During reading and scene perception the eyes move in a rapid fashion across lines of text or across an image or a scene. Such rapid eye movements (called saccades) alternate with periods of relative stability (so-called fixations), and it is these latter during which information is picked up. In reading the current words, for example, your eyes will jump from one word to the next – with some words skipped and others fixated more than once. The resulting scan path of eye fixations can be characterized in temporal and spatial parameters: where do we fixate and for how long? These parameters are influenced by the difficulty of a text and the complexity of a scene. When text is more difficult, readers typically need more time to make sense of the information that is accessible at a given fixation. As a result, these fixations are longer. They are also more densely populated around difficult portions of a sentence or around more complex areas of a scene.

In monitoring eye movements, we obtain a relatively unobtrusive picture of online cognitive processes, as overt eye movements are closely correlated with covert cognitive processes. For example, when a reader approaches a piece of visual poetry as a text, this might be reflected in a systematic fixation pattern from the upper left to the lower right part of the display, mimicking reading-direction. When approaching the same display as a visual phenomenon, by contrast, one would not expect such a sequential scanning pattern.

In our project we made use of state-of-the-art eye tracking equipment to investigate how people perceive and understand the verbal and visual components of a poem. The data patterns typically obtained from such experiments can be aggregated into various formats – for example heat maps that give a global reflection of viewing behaviour.

Poetry in Motion

Psychologists are generally interested in the patterns of, and explanations for, human behaviour and experience. By measuring patterns in behaviour we hope to discover regularities that reflect lawful aspects of the functioning of the mind.

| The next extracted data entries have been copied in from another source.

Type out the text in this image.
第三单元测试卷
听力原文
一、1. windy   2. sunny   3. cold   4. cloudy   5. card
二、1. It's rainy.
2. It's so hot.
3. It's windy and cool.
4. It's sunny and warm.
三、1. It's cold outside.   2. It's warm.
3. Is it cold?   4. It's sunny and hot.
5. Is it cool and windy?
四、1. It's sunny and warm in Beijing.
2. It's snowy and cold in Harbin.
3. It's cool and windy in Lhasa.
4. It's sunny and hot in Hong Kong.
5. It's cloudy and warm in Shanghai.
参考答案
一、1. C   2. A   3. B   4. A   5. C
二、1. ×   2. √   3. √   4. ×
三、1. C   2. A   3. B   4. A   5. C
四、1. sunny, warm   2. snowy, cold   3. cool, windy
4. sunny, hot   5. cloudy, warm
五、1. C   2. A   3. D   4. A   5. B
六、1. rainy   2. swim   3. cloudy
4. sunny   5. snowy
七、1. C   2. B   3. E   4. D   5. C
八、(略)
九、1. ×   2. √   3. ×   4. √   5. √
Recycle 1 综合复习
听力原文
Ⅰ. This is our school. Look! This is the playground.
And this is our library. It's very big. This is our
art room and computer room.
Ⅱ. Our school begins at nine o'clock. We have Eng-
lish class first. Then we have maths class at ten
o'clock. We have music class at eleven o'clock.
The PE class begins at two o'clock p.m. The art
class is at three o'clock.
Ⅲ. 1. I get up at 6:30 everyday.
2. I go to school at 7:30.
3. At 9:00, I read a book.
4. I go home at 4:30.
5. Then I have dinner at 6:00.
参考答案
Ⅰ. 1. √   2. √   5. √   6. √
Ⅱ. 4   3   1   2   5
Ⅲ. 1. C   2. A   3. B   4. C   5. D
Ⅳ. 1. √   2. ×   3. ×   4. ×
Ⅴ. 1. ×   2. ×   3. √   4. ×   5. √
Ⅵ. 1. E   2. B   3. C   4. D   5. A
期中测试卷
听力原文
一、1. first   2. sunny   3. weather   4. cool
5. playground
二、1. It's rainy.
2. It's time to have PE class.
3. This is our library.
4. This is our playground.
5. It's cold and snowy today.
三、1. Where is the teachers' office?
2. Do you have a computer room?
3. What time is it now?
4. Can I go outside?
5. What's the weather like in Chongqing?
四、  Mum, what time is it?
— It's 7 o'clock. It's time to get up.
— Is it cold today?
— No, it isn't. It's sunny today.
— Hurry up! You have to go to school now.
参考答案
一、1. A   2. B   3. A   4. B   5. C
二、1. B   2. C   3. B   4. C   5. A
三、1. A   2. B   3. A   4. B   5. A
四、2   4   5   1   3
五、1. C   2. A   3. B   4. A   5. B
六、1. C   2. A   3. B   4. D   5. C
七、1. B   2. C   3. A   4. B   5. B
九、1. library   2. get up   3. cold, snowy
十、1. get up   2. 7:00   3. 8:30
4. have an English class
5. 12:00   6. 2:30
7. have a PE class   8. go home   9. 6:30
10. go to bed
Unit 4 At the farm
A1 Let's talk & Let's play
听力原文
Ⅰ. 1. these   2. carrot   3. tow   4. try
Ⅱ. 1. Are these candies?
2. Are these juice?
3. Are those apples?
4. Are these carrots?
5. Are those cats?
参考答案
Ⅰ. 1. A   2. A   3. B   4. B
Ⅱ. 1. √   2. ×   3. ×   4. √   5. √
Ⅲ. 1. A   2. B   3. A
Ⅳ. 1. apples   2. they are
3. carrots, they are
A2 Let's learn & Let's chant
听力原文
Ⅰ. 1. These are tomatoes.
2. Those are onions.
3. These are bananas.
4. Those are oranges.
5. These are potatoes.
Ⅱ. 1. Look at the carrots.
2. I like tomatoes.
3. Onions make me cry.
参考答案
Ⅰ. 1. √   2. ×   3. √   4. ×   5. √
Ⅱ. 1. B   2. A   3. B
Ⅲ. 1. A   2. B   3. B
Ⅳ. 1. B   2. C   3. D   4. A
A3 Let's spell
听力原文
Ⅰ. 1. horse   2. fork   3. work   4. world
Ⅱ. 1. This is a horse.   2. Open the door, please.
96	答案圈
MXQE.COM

One of the systematic aspects of our behaviour is a tendency to approach objects we like and to avoid objects we dislike. This is not surprising in itself and probably reflects an evolutionary mechanism: Animals who reduce their distance to positively valenced objects (such as food, or a mate) and who increase their distance to negatively valenced objects (such as predators) are likely to have an evolutionary advantage over those who do not show such behavioural biases.

Would it be possible to tap into this mechanism to collect implicit aesthetic evaluations? In other words, would observers of art works spontaneously reduce their distance to a piece they like, and increase their distance from a piece they do not like?
To address this question, we aim to measure patterns of approach and avoidance behaviour in response to art work. As one of our methods for doing so we use technologies such as the Polhemus FASTRAK which reports the position in a magnetic field of small sensors that are worn on the body.

We think that the measurement of approach and avoidance, in terms of changes in body posture, is an unobtrusive way of obtaining an implicit aesthetic evaluation of a currently perceived art work and have measured the body postures of our co-researchers in various settings involving aesthetic experiences. The outcomes of these studies are interpreted in the wider context of “embodied cognition” – the idea that our knowledge is grounded in sensory and motor activities.